Sehr große Aufmerksamkeit widmet die Edition diversen Positionspapieren für eine zu verfolgende Politik. Das mögen Aufzeichnungen für Verhandlungen des Außenministers sein, vor allem aber finden sich zahlreiche Essays über bestimmte Sachverhalte, so über die innere Struktur eines Landes, die sich ähnlich auch in zeitgenössischer Publizistik finden, aber hier doch deutlich an Präzision und Tiefenschärfe hinausgehen, bisweilen kleine wissenschaftliche Strukturanalysen darstellen. Das mag man wie die Herausgeber Strategiepapiere nennen.

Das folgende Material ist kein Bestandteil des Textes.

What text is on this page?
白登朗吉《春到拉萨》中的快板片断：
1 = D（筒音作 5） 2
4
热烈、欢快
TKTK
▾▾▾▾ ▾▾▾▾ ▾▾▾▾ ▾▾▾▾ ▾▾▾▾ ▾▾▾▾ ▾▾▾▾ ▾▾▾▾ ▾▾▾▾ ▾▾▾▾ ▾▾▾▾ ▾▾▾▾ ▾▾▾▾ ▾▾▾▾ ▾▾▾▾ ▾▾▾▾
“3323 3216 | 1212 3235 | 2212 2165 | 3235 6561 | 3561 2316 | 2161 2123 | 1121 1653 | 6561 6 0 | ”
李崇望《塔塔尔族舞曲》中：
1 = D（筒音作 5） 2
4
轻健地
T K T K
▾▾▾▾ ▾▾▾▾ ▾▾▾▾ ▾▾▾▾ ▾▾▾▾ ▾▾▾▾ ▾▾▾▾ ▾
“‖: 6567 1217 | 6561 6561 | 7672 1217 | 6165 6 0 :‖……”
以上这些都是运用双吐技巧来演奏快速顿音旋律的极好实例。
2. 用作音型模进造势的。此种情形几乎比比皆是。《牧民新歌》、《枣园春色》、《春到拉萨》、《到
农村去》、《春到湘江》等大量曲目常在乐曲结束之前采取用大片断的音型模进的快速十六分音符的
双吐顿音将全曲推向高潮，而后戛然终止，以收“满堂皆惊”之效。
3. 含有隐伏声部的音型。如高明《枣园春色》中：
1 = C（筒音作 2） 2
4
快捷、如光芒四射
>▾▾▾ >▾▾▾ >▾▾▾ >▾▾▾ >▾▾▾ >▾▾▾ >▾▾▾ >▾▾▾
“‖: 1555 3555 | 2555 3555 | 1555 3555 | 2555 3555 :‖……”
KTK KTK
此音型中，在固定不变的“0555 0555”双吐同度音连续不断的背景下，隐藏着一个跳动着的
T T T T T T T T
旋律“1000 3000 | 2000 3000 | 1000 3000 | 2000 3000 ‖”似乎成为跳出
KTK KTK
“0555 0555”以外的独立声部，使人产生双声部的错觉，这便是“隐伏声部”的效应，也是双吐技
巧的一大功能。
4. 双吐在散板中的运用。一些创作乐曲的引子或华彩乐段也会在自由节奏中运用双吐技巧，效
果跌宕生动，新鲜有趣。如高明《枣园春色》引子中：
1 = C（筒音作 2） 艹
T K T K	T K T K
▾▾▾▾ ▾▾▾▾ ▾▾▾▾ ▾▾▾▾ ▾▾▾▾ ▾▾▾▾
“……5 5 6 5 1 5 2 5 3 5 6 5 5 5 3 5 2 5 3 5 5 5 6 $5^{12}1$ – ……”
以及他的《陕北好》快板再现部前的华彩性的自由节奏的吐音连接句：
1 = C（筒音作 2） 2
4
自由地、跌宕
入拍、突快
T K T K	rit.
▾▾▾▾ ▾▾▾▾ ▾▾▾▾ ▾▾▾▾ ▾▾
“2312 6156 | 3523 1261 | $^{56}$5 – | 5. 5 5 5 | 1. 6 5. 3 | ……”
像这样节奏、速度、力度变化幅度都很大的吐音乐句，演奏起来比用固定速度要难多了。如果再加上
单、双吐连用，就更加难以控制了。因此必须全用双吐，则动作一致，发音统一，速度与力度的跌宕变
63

Bemerkenswert finden sich Aufzeichnungen jeweils über ganze Weltregionen - so über Lateinamerika (Dok. 101, vgl. auch Dok. 30), Afrika (Dok. 162) und Ostasien (mit besonderer Berücksichtigung Chinas, Dok. 150). Kleinteiliger, aber nicht weniger beachtlich ist eine Vorlage des Vortragenden Legationsrats Neuber für den Minister über die Politik gegenüber der Ukraine; dieser komme "auf Grund ihrer Größe, ihrer Lage, ihres Wirtschafts- und Industriepotential, ihrer Westorientierung und ihrer Schlüsselrolle für die Verwirklichung jeglicher russischer Hegemonialambitionen eine weit größere Bedeutung zu, als dies in unserer zu stark auf Moskau ausgerichteten öffentlichen Meinung bisher zum Ausdruck kommt" (Dok. 27, Seite 95). Einen Höhepunkt der Analyse stellt eine Vorlage des Ministerialdirigenten Ischinger über "Grundlagen künftiger europäischer Sicherheitspolitik" dar (Dok. 221 über 12 Seiten). Bei neuen Risiken und neuen Reaktionsmustern betont er nach Ende des Kalten Krieges die "unscharfen Risiken". "Ohne zuverlässige und vertrauenswürdige Klärung, wie Russland sein Verhältnis nach Westen gestalten will, wird es keine Klarheit über künftige Sicherheitsstrukturen in Europa geben"; ein Rückfall in "eine antagonistische Haltung zum restlichen Europa" sei nicht ausgeschlossen. Gegenüber der Instabilität Mittel- und Osteuropas müssten diese langsam an die westlichen Strukturen herangeführt werden. "Der "Königsweg" führt über EU und WEU in die NATO." Europa bleibe weiter auf die USA angewiesen, auch wenn die bisherigen Bündnisstrukturen schwächer zu werden drohten.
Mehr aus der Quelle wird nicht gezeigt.